Seizure activity is often an early feature of the disease and should undergo an evaluation with an electroencephalography (EEG). EEG findings in the early stages of the disease have shown a focal slowing of the frequency of epileptiform discharges from the occipital region.[rx] One report showed that a characteristic EEG finding is a unilateral occipital rhythmic high-amplitude delta with superimposed (poly)spikes (RHADS).[rx] Brain magnetic resonance imaging (MRI) may aid in supporting an overall diagnosis of Alpers-Huttenlocher syndrome by showing gray matter involvement in the posterior cortical structures and thalamus, in addition to the involvement of the occipital cortex – the portion of the brain with the highest metabolic activity.[rx]
Treatment
There are no treatments available that will stop the progress of the disease. However, some of the symptoms can be treated to make the patient as comfortable as possible under the circumstances. There are drugs available to treat the frequency of the seizures, cope with muscle spasms and joint pain, and treat the infection.

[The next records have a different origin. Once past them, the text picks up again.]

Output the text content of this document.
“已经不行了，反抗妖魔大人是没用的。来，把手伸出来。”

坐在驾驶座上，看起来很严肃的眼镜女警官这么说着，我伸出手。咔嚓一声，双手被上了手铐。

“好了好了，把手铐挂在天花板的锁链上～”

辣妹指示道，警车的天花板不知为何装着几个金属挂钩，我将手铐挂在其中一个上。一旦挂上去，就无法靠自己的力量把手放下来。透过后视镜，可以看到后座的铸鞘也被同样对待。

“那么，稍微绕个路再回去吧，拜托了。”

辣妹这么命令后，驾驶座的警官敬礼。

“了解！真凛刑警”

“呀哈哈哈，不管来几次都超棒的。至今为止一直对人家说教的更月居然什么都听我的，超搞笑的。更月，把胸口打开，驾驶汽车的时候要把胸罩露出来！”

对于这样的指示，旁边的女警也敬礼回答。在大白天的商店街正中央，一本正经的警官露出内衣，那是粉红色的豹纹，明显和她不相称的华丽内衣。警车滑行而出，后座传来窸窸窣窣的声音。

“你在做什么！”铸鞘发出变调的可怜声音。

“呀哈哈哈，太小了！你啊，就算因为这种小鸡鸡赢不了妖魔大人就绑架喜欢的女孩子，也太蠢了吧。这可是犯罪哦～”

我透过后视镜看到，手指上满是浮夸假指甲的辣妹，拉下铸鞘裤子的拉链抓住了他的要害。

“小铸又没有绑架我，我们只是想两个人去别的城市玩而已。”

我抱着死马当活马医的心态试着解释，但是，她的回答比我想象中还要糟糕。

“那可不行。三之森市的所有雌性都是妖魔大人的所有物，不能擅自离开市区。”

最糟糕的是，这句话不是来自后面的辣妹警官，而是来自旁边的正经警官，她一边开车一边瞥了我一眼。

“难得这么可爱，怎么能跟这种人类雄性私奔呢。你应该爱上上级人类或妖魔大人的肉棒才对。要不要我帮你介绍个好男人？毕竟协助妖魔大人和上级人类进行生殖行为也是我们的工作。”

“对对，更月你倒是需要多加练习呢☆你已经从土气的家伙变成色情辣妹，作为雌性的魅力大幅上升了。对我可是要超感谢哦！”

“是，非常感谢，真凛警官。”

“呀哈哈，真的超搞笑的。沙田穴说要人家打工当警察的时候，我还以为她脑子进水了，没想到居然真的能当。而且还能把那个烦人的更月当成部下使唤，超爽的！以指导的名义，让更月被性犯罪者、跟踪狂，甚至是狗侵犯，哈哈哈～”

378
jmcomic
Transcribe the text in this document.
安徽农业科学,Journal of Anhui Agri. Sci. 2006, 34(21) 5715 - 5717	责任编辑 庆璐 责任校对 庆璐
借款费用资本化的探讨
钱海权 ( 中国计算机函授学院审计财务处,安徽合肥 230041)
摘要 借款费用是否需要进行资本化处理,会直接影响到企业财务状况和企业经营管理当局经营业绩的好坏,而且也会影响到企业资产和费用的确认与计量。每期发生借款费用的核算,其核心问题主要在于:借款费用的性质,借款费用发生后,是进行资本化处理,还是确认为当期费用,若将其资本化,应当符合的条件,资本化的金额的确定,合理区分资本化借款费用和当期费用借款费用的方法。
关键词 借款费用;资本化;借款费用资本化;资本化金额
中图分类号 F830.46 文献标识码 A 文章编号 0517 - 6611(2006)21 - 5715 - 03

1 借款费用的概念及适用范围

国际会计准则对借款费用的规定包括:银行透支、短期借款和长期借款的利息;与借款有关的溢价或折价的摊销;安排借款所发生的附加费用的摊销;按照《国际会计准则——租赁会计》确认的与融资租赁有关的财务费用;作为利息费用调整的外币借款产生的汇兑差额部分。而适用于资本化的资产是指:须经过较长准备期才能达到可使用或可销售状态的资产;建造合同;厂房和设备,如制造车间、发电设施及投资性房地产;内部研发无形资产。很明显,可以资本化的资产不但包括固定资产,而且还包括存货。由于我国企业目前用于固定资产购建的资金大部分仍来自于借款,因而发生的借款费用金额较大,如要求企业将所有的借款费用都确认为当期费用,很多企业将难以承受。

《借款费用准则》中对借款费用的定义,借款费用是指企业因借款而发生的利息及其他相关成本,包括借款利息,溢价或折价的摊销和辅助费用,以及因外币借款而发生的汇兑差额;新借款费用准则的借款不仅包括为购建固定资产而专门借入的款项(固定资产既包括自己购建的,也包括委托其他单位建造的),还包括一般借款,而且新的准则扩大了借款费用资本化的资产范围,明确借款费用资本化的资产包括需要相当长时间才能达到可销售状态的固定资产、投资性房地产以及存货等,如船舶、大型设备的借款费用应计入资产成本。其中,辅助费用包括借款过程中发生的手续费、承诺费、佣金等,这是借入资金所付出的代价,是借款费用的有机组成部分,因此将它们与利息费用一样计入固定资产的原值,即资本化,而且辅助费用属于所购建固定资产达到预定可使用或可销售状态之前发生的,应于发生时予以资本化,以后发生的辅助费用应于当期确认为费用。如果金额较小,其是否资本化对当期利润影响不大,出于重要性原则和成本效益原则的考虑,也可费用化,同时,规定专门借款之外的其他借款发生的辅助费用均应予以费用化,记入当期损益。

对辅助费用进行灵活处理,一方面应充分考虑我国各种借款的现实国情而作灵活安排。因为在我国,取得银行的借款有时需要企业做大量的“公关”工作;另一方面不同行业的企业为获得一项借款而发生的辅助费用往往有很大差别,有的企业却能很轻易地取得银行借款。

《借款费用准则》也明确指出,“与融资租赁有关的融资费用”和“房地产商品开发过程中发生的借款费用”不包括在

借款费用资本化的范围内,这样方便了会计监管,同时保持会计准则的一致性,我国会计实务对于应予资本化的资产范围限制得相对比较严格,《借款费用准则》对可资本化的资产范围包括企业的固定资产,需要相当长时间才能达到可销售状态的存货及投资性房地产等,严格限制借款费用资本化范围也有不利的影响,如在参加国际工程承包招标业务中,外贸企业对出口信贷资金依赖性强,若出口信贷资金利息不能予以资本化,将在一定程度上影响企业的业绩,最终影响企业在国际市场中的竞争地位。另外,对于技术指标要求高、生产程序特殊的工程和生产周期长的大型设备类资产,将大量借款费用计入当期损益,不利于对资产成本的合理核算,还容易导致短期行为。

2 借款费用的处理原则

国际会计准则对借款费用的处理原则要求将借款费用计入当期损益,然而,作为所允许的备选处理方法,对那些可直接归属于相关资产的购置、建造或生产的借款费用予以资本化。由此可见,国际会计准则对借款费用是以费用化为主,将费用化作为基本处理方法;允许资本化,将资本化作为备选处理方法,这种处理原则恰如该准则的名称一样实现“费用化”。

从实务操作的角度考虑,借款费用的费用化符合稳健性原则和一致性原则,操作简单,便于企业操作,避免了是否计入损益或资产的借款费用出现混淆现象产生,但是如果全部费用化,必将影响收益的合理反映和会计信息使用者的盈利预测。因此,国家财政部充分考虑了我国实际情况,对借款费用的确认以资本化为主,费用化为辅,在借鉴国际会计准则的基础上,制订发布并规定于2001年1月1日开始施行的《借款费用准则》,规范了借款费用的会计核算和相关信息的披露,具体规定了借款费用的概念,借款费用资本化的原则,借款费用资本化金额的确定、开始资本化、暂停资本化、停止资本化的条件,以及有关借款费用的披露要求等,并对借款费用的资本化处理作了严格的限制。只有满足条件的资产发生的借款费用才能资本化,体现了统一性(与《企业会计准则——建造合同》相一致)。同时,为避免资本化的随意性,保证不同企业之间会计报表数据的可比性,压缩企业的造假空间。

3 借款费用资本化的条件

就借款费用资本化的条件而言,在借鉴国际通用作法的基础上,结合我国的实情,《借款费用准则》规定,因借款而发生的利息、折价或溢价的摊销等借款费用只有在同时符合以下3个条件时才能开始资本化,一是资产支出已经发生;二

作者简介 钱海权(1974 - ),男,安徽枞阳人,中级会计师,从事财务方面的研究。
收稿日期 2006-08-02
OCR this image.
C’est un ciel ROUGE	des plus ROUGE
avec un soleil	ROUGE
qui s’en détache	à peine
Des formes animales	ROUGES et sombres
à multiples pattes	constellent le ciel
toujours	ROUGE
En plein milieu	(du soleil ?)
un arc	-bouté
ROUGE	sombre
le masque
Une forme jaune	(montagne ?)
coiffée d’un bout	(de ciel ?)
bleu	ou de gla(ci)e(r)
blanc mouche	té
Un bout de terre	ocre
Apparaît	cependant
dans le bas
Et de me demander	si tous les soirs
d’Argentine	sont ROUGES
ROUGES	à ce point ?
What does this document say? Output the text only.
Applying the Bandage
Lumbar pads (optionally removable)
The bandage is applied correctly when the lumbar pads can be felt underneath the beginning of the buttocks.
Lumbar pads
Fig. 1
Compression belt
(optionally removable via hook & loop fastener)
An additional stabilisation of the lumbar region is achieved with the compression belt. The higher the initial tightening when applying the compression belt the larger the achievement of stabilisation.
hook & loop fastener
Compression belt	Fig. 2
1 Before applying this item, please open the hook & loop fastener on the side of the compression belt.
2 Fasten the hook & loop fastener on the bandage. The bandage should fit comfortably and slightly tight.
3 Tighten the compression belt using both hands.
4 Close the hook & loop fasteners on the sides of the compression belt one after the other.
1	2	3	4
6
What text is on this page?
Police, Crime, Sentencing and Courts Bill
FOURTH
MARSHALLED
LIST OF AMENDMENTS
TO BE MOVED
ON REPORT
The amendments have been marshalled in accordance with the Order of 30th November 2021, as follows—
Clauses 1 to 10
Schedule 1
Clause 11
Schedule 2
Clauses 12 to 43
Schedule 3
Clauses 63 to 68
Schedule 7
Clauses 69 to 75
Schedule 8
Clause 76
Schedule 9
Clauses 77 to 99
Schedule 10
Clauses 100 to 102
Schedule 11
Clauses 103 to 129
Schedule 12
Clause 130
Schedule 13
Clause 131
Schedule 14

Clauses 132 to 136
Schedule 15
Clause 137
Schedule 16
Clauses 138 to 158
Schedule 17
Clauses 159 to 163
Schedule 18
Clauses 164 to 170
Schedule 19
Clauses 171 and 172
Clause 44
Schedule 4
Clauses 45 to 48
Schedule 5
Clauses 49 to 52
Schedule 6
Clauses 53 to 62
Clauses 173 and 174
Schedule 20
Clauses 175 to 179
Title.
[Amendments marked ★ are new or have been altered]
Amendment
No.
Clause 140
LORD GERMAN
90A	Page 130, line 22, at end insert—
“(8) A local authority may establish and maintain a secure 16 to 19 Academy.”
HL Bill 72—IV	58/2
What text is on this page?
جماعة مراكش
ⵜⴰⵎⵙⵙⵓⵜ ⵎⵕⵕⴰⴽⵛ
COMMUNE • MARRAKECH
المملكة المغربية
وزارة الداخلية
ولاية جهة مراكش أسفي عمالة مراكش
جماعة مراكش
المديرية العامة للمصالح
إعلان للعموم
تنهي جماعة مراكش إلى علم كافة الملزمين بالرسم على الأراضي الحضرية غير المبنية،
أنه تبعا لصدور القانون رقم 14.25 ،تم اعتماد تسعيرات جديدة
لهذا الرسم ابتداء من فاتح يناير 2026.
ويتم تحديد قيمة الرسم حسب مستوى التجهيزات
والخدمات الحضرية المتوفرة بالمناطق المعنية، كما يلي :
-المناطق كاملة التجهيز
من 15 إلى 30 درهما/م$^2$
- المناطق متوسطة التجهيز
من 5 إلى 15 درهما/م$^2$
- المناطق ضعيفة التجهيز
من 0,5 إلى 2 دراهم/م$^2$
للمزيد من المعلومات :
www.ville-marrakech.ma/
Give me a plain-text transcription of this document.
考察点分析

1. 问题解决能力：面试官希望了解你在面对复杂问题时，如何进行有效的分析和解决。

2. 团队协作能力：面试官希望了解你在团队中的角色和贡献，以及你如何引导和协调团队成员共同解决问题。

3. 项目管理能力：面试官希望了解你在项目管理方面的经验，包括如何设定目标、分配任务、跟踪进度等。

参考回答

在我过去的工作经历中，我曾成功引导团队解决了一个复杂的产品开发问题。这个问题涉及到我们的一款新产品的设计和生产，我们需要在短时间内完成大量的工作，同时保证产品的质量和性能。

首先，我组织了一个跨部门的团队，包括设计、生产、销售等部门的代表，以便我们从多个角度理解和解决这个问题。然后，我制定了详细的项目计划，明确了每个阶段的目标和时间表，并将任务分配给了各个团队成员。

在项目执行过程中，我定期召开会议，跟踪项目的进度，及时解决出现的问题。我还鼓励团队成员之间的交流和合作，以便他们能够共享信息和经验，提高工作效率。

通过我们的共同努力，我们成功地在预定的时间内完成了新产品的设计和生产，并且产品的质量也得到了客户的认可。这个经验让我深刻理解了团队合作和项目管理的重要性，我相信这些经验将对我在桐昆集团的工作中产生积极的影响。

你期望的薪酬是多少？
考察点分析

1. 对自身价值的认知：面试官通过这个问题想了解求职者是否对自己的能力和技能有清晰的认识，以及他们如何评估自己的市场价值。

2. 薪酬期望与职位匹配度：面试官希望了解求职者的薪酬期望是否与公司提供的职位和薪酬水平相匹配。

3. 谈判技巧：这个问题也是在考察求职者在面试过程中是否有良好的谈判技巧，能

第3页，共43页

Clinicians should weigh the benefits of seizure management against the risk of side effects. If prescribing anticonvulsants, the newer generation (lamotrigine, topiramate, oxcarbazepine, primidone) is the recommendation due to a lower hepatic processing burden. Valproic acid and sodium valproate should be avoided to prevent accelerated hepatic damage. Impaired gluconeogenesis may lead to nutritional deficiencies. Small, frequent, low-protein meals are recommended. Eventually, as the patient’s disease progresses, a gastrostomy feeding tube can be offered to supplement nutritional status. Long-term respiratory support is often needed, with the use of tracheostomy and mechanical ventilation. Pain medications and muscle relaxants should be available to keep the patient comfortable.[rx]
Physical therapists may be able to help parents to find more comfortable positions for the child while sitting or standing. Massage often reduces the stress involved. All treatment for Alpers Syndrome is symptomatic and supportive.